(Note that I'm not objecting to merging the patchset as is, just detailing future work you/I might want to do for non-CrOS userspace support for this bootmeth.)
On 2023-08-04 06:02 +03:00, Simon Glass wrote:
On Thu, 3 Aug 2023 at 15:31, Alper Nebi Yasak alpernebiyasak@gmail.com wrote:
I guess it boils down to:
- Enable booting from any chromeos_kernel partition (not just 2 & 4)
How do you know which ones hold kernels, and which root disks correspond to each kernel?
You should search all those with FE3A2A5D-4F32-41A7-B725-ACCC3285A309 as their GPT partition type GUID. They are ordered wrt/ the type-specific Successful, Priority, Tries attribute flags (bits 56, 55-52, 51-48). The firmware is also supposed to modify these (decrement Tries on each boot attempt, set Priority = 0 if Tries == 0). All these are stock depthcharge behaviour, see ChromiumOS docs [5].
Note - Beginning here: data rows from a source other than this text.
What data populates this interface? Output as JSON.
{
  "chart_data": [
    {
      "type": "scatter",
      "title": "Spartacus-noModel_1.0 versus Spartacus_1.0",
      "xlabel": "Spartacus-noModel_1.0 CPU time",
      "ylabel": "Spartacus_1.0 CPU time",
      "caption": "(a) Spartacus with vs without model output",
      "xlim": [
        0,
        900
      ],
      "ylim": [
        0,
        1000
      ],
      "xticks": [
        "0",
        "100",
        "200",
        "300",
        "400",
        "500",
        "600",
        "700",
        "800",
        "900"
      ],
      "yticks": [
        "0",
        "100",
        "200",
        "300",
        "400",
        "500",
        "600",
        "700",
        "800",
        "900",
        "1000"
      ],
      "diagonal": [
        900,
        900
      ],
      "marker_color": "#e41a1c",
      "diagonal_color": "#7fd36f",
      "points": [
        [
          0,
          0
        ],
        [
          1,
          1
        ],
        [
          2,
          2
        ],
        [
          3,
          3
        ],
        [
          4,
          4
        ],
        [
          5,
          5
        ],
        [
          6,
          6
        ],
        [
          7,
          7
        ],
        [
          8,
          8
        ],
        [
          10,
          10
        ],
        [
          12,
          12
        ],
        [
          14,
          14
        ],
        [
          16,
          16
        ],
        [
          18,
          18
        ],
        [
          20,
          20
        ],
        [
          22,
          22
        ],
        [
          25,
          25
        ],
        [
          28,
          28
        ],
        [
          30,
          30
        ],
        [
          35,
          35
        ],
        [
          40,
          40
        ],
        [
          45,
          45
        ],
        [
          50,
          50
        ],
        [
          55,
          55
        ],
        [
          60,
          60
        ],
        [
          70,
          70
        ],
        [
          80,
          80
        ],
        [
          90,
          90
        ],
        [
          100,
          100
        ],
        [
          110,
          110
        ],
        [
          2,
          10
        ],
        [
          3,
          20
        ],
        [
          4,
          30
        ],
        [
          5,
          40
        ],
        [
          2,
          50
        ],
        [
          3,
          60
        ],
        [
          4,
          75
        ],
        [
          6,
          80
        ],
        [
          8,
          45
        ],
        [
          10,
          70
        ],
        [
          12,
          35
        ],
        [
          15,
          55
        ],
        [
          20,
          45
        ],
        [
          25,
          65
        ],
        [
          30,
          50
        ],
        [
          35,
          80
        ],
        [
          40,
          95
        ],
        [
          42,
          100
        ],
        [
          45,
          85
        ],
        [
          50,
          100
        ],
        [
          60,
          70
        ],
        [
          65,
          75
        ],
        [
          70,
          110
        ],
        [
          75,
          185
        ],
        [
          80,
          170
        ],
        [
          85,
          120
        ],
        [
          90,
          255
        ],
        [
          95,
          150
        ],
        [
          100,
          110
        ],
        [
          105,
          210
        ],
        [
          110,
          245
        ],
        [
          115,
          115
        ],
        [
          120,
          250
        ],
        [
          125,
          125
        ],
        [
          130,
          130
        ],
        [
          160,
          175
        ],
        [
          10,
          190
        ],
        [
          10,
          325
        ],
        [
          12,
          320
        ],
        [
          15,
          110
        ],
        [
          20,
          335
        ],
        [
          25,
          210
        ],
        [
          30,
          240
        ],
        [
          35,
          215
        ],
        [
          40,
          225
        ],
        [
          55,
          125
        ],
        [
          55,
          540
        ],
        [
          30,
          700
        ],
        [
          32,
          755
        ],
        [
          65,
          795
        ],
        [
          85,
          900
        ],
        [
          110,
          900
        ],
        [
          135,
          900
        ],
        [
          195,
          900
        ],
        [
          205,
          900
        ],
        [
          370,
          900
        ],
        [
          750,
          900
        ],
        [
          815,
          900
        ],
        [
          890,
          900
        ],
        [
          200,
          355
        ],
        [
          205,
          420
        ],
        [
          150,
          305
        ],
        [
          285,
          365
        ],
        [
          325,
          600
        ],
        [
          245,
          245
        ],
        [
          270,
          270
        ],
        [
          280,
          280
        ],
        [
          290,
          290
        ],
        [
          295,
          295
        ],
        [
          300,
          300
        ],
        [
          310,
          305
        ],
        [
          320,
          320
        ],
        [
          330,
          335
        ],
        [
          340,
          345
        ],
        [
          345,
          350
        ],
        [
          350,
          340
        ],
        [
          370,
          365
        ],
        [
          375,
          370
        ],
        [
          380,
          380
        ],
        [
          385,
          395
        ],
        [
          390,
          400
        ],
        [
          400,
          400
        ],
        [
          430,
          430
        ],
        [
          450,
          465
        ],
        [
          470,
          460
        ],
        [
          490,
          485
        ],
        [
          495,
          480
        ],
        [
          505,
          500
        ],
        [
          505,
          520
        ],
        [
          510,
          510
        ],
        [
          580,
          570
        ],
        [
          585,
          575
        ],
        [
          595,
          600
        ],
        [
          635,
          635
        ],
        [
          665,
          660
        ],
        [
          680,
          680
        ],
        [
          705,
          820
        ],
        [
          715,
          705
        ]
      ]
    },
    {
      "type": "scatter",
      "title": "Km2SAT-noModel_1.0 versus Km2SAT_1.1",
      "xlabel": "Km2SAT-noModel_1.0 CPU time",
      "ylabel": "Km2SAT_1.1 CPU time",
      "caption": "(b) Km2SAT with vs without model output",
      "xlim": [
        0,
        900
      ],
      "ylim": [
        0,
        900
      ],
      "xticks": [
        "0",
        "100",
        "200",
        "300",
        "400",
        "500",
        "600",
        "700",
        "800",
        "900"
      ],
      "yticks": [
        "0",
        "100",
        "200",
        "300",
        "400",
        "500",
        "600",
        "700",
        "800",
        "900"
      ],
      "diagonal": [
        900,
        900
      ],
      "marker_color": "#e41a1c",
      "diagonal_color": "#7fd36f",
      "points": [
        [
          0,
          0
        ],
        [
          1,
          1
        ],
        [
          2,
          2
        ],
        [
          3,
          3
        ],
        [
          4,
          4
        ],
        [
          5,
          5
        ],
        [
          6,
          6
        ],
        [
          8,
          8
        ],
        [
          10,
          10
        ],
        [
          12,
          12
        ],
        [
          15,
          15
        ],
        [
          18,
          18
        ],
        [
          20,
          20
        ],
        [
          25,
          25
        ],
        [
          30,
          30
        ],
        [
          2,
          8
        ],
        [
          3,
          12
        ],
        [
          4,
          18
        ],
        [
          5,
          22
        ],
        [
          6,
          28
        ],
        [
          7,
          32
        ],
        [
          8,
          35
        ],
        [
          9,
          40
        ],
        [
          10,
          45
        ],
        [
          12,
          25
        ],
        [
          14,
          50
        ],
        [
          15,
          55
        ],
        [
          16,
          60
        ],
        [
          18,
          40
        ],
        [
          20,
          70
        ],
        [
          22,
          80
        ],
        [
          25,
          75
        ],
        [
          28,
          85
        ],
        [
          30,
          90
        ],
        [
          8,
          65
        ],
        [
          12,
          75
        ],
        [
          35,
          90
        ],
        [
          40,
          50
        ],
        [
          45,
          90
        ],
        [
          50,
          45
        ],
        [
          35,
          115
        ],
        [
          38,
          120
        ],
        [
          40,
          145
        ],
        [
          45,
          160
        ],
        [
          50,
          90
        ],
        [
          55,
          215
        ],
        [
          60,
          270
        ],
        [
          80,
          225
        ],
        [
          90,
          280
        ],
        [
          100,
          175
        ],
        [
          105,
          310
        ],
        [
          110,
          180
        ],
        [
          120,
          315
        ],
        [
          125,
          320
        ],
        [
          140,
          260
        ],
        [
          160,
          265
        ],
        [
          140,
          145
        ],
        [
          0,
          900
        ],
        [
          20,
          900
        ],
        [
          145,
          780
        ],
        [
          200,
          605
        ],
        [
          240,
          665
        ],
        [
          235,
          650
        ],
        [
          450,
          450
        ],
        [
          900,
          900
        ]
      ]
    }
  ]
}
The kernels don't necessarily correspond to a specific root, that's a per-OS concept. For example on Debian, I have two or three of these partitions for the same rootfs used in a cyclic fashion to have A/B-style automatic fallback for kernel/initramfs changes. And there may not be a rootfs at all, like how Debian Installer runs entirely from its initramfs.
[5] ChromiumOS Docs - Disk Format - Selecting the kernel https://chromium.googlesource.com/chromiumos/docs/+/HEAD/disk_format.md#sele...
- Fixup the ramdisk addr/size in x86 setup info after reading the kernel
But ChromeOS doesn't use ramdisk, right?
Not in this way, AFAIK it embeds one into vmlinuz during compile-time? I guess the ramdisk addr/size in x86 setup is 0/0 for ChromeOS indicating there isn't (an external) one.
But depthcharge is so minimalistic that it loads everything at a fixed address and passes x86 setup unchanged as prepared beforehand, so I can append a ramdisk to vmlinuz and tell Linux where that will end up in memory behind depthcharge's back. (A bit more complicated than that.)
So the thing is, when bootmeth_cros reads the "kernel" data into memory somewhere other than 0x100000, the x86 setup from my images will be pointing to an unrelated location as the ramdisk, which Linux will fail to interpret as a ramdisk and panic.
- Prepend cros_secure to kernel cmdline
Does it have to be at the start of the cmdline? Also, the cmdline comes from cros at present, so does include that normally. I think the best way is for you to give it a try and see what is needed.
Doesn't have to be at the start, but Depthcharge unconditionally prepends it, I do see multiple "cros_secure"s on ChromeOS /proc/cmdline.
I'd like to have that here too as a way to identify the boot method, since non-CrOS userspaces will not have configured cmdline to have that. In Debian Installer, I do `grep cros_secure /proc/cmdline` to see if we should set up with depthcharge-tools or something else like GRUB.
(Yeah, I should be testing this, but stretched myself too thin.)
There's a ready made debian-installer image if you want to test [2]. Has a partitioning bug defaulting to MBR, but otherwise can install for CrOS verified boot as well. (It's what took my last year away from U-Boot).
[1] depthcharge-tools -- Tools to manage the Chrome OS bootloader https://github.com/alpernebbi/depthcharge-tools
[2] Debian Installer netboot image for amd64 Chromebooks https://d-i.debian.org/daily-images/amd64/daily/netboot/depthcharge/
I see the installer, but how do I actually run it on bob, say?
I hoped the names were self-evident, but I know I should be writing docs on them, just postponing until they are in better shape.
Basically `gzip -d <disk.img.gz | dd of=/dev/sdX` to a USB flash drive or microSD card. It's an compressed GPT disk image containing just one partition. With stock depthcharge, switch to Developer Mode, insert the drive/card and press Ctrl+U on the "OS verification is disabled" warning. With U-Boot and bootmeth_cros I think you would at least need to patch it for the first partition, and for the ramdisk address.
But the arm64 one won't work on stock depthcharge at all, since pre-2018 devices like bob have an ugly size limit this doesn't yet fit into, and anything else lacks kernel support on the Debian side.
... So maybe try the amd64 one on brya?